On the other hand, our findings suggest that gorillas and big cats are not only being actively infected with SARS-CoV-2, but they also develop clinical signs and efficiently spread the virus to other animals. This is in agreement with the recent report from the Bronx Zoo [10]. However, development of clinical signs in the Amur leopard cat is at odds with previous observations of domestic cats where no clinical signs of COVID-19 were observed [8, 2].

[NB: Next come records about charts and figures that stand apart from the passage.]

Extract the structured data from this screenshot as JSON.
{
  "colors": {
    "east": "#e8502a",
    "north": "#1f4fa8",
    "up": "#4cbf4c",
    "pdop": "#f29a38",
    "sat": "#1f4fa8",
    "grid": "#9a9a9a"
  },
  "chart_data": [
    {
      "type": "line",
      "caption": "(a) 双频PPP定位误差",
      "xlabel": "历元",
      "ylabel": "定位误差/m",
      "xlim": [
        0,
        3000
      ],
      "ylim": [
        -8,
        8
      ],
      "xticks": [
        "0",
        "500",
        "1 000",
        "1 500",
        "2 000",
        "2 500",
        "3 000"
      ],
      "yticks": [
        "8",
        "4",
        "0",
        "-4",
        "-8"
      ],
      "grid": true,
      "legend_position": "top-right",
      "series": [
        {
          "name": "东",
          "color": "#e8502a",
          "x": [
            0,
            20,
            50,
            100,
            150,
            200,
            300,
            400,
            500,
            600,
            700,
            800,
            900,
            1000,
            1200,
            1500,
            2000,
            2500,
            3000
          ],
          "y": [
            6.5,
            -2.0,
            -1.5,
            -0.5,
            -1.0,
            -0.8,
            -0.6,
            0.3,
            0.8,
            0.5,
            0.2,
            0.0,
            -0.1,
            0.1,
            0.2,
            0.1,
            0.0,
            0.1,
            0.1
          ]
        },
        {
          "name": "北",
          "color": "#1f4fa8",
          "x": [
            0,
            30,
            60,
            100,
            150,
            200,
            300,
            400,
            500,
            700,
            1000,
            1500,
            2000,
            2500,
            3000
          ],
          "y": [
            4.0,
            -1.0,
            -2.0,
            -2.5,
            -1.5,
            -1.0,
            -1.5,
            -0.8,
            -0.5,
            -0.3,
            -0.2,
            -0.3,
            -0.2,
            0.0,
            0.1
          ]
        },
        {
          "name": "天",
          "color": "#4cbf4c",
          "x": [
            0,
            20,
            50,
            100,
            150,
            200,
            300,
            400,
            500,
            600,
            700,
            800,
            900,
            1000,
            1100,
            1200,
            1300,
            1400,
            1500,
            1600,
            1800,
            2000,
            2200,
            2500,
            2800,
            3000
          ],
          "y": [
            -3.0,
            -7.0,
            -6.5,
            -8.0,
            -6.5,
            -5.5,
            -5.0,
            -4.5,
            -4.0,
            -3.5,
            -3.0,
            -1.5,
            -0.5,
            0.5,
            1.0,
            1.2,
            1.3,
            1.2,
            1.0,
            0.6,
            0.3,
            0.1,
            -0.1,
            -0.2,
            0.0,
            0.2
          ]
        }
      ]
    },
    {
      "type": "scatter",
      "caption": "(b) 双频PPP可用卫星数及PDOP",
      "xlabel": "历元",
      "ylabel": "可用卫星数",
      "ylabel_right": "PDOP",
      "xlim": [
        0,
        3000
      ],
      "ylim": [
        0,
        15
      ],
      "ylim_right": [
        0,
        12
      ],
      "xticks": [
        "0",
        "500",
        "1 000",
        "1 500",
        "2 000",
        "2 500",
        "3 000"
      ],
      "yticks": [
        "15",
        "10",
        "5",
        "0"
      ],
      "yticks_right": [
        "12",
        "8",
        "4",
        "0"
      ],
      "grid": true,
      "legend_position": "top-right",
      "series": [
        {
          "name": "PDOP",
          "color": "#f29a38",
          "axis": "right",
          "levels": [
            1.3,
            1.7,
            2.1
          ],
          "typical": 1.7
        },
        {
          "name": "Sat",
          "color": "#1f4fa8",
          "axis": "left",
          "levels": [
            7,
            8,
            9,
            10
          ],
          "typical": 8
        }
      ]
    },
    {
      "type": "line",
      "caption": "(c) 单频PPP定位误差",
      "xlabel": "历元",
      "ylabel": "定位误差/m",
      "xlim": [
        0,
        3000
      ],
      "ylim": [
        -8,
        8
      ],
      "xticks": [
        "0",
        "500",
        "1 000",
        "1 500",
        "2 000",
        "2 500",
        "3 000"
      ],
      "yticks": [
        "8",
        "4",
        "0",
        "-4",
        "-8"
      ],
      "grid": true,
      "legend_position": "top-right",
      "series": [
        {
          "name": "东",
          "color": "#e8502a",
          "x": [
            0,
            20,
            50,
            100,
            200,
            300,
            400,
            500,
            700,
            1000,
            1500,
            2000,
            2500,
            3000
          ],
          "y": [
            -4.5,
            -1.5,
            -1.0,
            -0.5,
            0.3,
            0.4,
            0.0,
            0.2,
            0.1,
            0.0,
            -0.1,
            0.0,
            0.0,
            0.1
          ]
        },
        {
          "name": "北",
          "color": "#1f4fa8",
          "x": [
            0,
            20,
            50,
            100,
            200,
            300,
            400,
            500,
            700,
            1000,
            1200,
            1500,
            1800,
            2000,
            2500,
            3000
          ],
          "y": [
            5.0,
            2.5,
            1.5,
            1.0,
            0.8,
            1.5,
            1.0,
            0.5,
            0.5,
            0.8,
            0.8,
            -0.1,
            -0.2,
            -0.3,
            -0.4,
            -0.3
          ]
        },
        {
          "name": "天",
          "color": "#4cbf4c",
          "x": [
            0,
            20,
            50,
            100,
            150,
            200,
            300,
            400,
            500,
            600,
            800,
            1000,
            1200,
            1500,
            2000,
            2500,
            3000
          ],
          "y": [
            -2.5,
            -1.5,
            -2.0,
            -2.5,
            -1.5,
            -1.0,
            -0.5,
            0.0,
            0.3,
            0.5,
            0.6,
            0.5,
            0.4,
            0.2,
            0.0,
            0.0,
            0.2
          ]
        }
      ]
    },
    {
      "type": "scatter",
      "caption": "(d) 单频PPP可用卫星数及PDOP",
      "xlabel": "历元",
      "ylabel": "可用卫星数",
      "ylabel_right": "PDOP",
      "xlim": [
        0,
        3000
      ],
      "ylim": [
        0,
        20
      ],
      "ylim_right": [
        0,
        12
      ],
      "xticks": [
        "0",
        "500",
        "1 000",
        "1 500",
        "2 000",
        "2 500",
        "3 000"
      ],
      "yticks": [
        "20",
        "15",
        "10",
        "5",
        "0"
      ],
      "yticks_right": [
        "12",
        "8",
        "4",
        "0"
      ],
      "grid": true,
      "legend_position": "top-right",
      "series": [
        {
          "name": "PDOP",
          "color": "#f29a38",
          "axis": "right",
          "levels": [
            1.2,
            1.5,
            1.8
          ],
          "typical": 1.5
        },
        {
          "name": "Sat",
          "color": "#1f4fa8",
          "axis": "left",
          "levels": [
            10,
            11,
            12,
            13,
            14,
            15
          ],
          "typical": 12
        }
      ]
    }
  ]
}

The susceptibility of felid species, and more importantly domestic cats as a popular pet, may have important epidemiological consequences. Felid species kept in captivity or that live in close quarters to people may serve as an alternative evolutional niche where the SARS-CoV-2 virus may undergo important genetic [2] or even antigenic changes.This necessitates continued genomic surveillance for new SARS-CoV-2 variants, both in human and animal populations.